Réponse courte

Pour utiliser l’IA image autour d’un événement, il faut traiter chaque visage, logo, prise de parole et contenu social comme un actif soumis à consentement. La bonne méthode : définir ce qui peut être généré, ce qui doit être validé, ce qui est interdit, puis l’écrire dans les briefs, contrats et workflows de publication.

L’actualité Meta le rappelle : une fonctionnalité créative peut être techniquement séduisante et socialement intenable si les personnes concernées n’ont pas réellement choisi d’y participer.

Pourquoi cette actualité concerne les organisateurs d’événements

Meta a retiré une fonctionnalité Instagram qui permettait de générer des images IA à partir de comptes publics, après des critiques sur l’usage de contenus sans permission explicite. Le détail technique importe moins que le signal : le public accepte de moins en moins que sa présence en ligne devienne une ressource réutilisable par défaut.

Dans l’événementiel, le risque est immédiat. Un festival, une conférence ou un salon produit beaucoup de matière : photos, vidéos, captations, portraits speakers, logos sponsors, réactions public, contenus UGC. Avec les outils IA, cette matière peut être transformée très vite en affiches, trailers, carrousels, avatars, miniatures ou campagnes paid social.
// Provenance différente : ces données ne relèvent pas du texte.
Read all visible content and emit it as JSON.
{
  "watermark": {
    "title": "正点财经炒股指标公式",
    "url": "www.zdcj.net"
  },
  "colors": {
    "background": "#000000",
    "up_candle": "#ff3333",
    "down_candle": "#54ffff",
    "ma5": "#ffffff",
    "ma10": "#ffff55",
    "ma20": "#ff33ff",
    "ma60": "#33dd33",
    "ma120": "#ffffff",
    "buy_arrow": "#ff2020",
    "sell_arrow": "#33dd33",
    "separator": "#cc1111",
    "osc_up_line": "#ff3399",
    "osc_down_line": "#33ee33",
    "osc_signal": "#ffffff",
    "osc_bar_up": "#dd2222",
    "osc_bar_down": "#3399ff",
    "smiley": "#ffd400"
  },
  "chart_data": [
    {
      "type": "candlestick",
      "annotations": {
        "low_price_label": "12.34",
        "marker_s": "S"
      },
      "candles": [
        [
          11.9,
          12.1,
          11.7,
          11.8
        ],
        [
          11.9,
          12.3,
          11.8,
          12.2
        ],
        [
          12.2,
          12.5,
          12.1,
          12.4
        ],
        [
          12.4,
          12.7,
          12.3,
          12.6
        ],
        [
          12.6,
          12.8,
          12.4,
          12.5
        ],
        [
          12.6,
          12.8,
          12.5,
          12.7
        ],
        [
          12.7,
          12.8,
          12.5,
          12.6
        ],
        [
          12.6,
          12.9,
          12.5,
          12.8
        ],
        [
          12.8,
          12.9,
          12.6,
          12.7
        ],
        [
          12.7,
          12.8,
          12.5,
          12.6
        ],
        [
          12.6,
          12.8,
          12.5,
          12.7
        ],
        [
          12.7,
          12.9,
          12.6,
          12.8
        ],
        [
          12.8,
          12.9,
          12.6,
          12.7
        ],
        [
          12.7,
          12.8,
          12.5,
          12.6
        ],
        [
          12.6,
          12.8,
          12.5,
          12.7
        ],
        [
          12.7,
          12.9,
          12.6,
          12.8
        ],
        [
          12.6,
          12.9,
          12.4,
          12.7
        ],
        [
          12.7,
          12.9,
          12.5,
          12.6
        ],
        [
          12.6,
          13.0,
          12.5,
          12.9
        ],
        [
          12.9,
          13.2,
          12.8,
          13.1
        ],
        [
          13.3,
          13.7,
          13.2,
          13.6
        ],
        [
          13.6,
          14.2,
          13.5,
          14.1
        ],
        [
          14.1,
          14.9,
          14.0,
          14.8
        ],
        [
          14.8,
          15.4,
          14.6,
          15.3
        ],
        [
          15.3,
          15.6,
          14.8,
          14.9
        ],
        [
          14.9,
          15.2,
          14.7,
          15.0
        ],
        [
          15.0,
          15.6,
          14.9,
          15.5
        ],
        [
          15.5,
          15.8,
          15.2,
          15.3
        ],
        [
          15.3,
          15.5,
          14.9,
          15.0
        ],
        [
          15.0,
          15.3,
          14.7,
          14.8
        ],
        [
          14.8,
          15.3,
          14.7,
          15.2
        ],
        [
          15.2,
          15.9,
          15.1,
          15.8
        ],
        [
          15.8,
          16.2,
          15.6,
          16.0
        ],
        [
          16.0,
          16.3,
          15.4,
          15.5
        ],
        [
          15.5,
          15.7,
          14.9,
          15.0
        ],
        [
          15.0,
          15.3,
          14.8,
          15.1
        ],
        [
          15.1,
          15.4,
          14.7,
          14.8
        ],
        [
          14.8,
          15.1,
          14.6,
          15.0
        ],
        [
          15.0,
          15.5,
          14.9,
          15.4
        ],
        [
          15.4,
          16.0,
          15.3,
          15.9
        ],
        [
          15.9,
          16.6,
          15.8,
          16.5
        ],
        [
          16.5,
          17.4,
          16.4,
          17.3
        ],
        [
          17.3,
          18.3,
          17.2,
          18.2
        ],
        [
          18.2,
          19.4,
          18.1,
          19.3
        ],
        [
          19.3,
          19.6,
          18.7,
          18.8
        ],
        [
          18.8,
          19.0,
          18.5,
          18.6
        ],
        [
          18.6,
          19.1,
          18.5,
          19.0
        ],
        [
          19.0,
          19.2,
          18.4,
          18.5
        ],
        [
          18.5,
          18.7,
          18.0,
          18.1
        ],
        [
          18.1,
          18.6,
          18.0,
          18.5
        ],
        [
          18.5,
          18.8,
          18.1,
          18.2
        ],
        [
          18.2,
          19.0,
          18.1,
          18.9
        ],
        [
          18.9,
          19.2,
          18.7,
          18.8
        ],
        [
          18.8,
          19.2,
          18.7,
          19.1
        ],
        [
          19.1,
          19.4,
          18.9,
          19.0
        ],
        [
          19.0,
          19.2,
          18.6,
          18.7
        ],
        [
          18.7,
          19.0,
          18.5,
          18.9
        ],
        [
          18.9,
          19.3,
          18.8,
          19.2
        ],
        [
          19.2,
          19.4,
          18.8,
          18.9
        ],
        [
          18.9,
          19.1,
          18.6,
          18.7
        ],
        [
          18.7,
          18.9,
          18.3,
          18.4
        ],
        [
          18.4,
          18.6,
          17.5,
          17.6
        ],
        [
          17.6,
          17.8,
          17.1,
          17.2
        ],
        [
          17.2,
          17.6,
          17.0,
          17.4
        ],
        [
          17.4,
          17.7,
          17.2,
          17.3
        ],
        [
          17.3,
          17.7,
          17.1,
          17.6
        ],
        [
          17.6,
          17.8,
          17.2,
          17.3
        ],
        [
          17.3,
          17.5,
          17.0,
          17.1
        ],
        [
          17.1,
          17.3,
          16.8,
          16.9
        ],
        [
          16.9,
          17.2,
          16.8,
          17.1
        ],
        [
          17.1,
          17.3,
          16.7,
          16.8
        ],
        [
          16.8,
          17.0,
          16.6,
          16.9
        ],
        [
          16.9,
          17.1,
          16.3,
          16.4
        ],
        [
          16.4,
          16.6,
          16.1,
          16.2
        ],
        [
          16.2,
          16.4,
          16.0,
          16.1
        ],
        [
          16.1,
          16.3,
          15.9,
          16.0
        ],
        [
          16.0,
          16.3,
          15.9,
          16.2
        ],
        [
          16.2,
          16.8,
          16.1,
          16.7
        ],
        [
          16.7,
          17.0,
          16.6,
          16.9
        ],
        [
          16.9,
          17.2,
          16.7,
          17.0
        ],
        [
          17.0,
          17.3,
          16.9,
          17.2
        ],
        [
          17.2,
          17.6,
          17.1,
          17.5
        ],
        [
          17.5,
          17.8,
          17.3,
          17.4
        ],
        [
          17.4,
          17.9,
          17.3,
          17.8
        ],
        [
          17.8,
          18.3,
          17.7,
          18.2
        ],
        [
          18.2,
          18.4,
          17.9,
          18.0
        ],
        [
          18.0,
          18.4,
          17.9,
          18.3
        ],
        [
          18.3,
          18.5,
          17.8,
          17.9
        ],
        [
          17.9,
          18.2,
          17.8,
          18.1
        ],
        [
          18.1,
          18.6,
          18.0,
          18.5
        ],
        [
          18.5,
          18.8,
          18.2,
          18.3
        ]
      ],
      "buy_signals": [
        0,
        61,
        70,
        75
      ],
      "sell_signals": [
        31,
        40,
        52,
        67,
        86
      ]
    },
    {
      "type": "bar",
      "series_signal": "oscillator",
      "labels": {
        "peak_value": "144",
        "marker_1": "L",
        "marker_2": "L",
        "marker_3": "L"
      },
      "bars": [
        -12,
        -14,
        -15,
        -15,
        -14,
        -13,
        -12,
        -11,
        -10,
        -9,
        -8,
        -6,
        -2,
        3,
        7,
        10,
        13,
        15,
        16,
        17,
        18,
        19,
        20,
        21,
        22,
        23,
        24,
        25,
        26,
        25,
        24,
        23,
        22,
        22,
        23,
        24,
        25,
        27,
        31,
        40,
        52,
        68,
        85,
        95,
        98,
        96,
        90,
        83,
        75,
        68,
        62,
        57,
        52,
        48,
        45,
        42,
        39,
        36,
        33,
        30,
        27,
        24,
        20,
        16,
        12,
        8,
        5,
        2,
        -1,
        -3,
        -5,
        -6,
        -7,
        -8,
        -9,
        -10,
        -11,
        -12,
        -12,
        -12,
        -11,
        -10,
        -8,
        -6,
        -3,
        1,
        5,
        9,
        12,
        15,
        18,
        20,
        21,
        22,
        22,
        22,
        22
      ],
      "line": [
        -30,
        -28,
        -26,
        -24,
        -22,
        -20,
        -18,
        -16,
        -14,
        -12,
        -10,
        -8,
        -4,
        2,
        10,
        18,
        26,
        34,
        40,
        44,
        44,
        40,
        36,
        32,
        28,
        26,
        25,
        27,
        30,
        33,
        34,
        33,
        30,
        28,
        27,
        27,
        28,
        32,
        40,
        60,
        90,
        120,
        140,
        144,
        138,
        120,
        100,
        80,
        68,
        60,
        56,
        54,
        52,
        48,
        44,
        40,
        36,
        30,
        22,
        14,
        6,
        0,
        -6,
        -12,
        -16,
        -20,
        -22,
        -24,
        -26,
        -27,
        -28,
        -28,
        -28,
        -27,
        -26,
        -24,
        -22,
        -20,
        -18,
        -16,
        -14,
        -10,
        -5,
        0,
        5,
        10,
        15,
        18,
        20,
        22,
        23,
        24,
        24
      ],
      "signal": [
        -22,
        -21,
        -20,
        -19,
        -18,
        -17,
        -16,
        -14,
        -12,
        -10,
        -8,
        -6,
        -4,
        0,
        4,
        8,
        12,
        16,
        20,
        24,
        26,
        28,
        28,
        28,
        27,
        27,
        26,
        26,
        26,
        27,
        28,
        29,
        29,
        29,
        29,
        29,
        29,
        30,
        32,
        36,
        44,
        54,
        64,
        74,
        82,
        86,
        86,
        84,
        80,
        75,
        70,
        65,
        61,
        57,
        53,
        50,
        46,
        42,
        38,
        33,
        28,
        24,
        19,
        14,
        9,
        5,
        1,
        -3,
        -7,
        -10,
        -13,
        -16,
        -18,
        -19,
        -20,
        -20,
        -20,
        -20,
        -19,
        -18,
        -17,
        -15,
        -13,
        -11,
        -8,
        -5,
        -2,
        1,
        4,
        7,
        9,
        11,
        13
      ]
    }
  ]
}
Le problème n’est pas d’utiliser l’IA. Le problème est de ne pas pouvoir répondre clairement à une question simple : qui a autorisé quoi ?

Exemple concret : une équipe veut créer des visuels post-event montrant des participants “dans le style” de la campagne officielle. Si les visages viennent de photos d’ambiance, si les badges sont lisibles, si un sponsor apparaît dans une scène générée qu’il n’a pas validée, le gain de temps peut devenir un problème de confiance.

La méthode simple pour cadrer les visuels IA

Avant de brancher un outil d’image IA dans une production événementielle, posez quatre règles.

Séparer captation et transformation. Être photographié sur site ne signifie pas forcément accepter que son image serve à générer de nouveaux visuels. Les formulaires, CGV, accréditations et contrats speakers doivent distinguer diffusion, montage, archive et génération IA.

Créer une liste rouge. Certains contenus ne devraient pas être utilisés en génération : enfants, public identifiable sans accord, zones VIP, coulisses sensibles, contenus partenaires non validés, captures de conversations, badges ou données personnelles visibles.

Valider les usages sponsors. Un sponsor peut accepter une photo de stand mais refuser une image générée où son logo apparaît dans un contexte inventé. Les activations partenaires doivent prévoir une règle claire : usage IA autorisé, soumis à validation ou interdit.

Garder une revue humaine. La validation ne doit pas seulement porter sur la qualité graphique. Elle doit vérifier les droits, les ressemblances, les logos, les représentations sensibles et les messages implicites.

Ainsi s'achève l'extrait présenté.